In the data center, regularly recurring, high-volume events can overwhelm the IT staff with repetitive troubleshooting and repair tasks. Two examples of such high-volume events are as follows:
- The disk space of a monitored host exceeds capacity
- A monitored host stops responding to requests
In their specific applications, the prepackaged BMC Atrium Orchestrator workflows run the triage and remediation actions in the following situation:
- Operating system disk space reaches or exceeds its capacity.
- A monitored host system is down (triage only)
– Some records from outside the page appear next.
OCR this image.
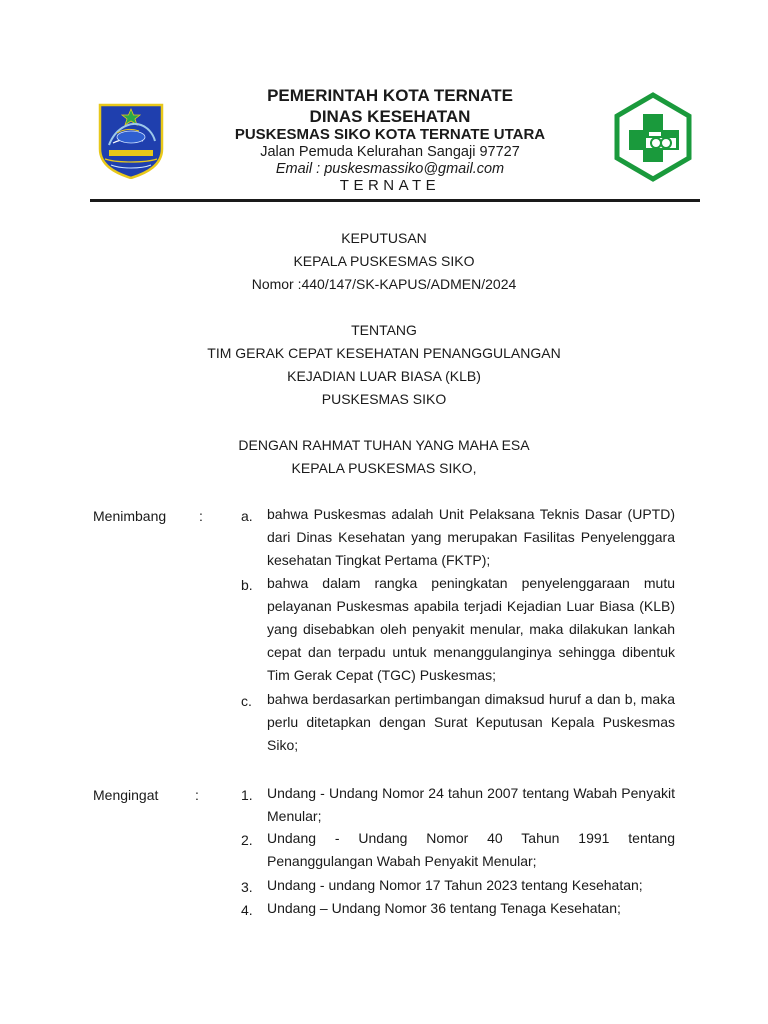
PEMERINTAH KOTA TERNATE
DINAS KESEHATAN
PUSKESMAS SIKO KOTA TERNATE UTARA
Jalan Pemuda Kelurahan Sangaji 97727
Email : puskesmassiko@gmail.com
TERNATE
KEPUTUSAN
KEPALA PUSKESMAS SIKO
Nomor :440/147/SK-KAPUS/ADMEN/2024
TENTANG
TIM GERAK CEPAT KESEHATAN PENANGGULANGAN
KEJADIAN LUAR BIASA (KLB)
PUSKESMAS SIKO
DENGAN RAHMAT TUHAN YANG MAHA ESA
KEPALA PUSKESMAS SIKO,
Menimbang :	a.	bahwa Puskesmas adalah Unit Pelaksana Teknis Dasar (UPTD)
dari Dinas Kesehatan yang merupakan Fasilitas Penyelenggara
kesehatan Tingkat Pertama (FKTP);
b.	bahwa dalam rangka peningkatan penyelenggaraan mutu
pelayanan Puskesmas apabila terjadi Kejadian Luar Biasa (KLB)
yang disebabkan oleh penyakit menular, maka dilakukan lankah
cepat dan terpadu untuk menanggulanginya sehingga dibentuk
Tim Gerak Cepat (TGC) Puskesmas;
c.	bahwa berdasarkan pertimbangan dimaksud huruf a dan b, maka
perlu ditetapkan dengan Surat Keputusan Kepala Puskesmas
Siko;
Mengingat	:	1.	Undang - Undang Nomor 24 tahun 2007 tentang Wabah Penyakit
Menular;
2.	Undang - Undang Nomor 40 Tahun 1991 tentang
Penanggulangan Wabah Penyakit Menular;
3.	Undang - undang Nomor 17 Tahun 2023 tentang Kesehatan;
4.	Undang – Undang Nomor 36 tentang Tenaga Kesehatan;
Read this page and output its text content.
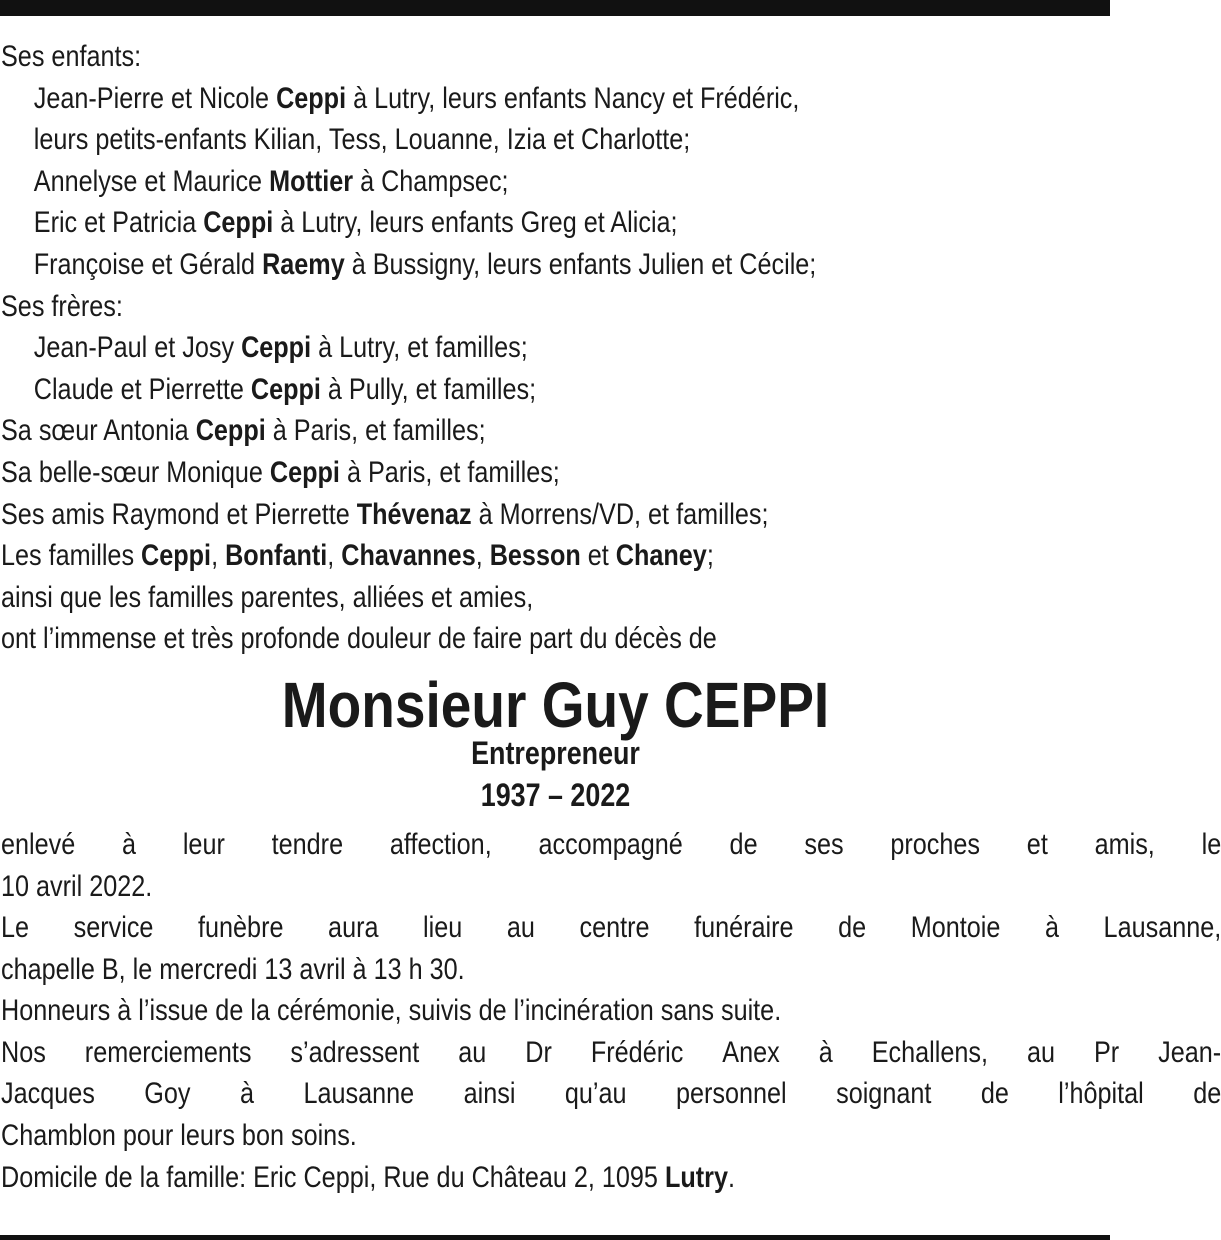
Ses enfants:
Jean-Pierre et Nicole Ceppi à Lutry, leurs enfants Nancy et Frédéric,
leurs petits-enfants Kilian, Tess, Louanne, Izia et Charlotte;
Annelyse et Maurice Mottier à Champsec;
Eric et Patricia Ceppi à Lutry, leurs enfants Greg et Alicia;
Françoise et Gérald Raemy à Bussigny, leurs enfants Julien et Cécile;
Ses frères:
Jean-Paul et Josy Ceppi à Lutry, et familles;
Claude et Pierrette Ceppi à Pully, et familles;
Sa sœur Antonia Ceppi à Paris, et familles;
Sa belle-sœur Monique Ceppi à Paris, et familles;
Ses amis Raymond et Pierrette Thévenaz à Morrens/VD, et familles;
Les familles Ceppi, Bonfanti, Chavannes, Besson et Chaney;
ainsi que les familles parentes, alliées et amies,
ont l’immense et très profonde douleur de faire part du décès de
Monsieur Guy CEPPI
Entrepreneur
1937 – 2022
enlevé à leur tendre affection, accompagné de ses proches et amis, le
10 avril 2022.
Le service funèbre aura lieu au centre funéraire de Montoie à Lausanne,
chapelle B, le mercredi 13 avril à 13 h 30.
Honneurs à l’issue de la cérémonie, suivis de l’incinération sans suite.
Nos remerciements s’adressent au Dr Frédéric Anex à Echallens, au Pr Jean-
Jacques Goy à Lausanne ainsi qu’au personnel soignant de l’hôpital de
Chamblon pour leurs bon soins.
Domicile de la famille: Eric Ceppi, Rue du Château 2, 1095 Lutry.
- VMware ESX server host fails to respond
- Specified servers and services fail to respond
- Oracle database reaches or exceeds a specified tablespace limit
- Scheduled backup for a specified IBM Tivoli Storage Manager (TSM) server has failed
- PATROL Agent goes down due to any errors
These workflows are triggered by events from Infrastructure Management. They are triggered either manually in context from a console or automatically by predefined remote action policies.
By using the prepackaged BMC Atrium Orchestrator Triage and Remediation workflows, you can significantly reduce, if not eliminate, the effort and time required by your IT staff to address issues that these high-volume events cause.
The Triage and Remediation framework
The Triage and Remediation Solution is distinguished by its common framework, which consists of reusable subworkflows that can apply to any event type and action.
Event processing and workflow actions
The common workflows apply to either implementation, but not identically.
The framework can support different workflows, each with its specific triage and remediation processes. The event, incident, and change processing for these workflows are managed through the framework.
Framework and workflow-specific processes
From a development perspective, the framework provides a "plug-and-play" capability to workflow creation. You need to implement the specifics of your workflow, but the framework provides the foundation for countless variations.
You can customize the prepackaged workflows, and you can extend the workflow functionality by adding workflows specific to your environment. See Guidelines for customizing the workflows for a summary description that suggests the possibilities for customizing and extending workflows.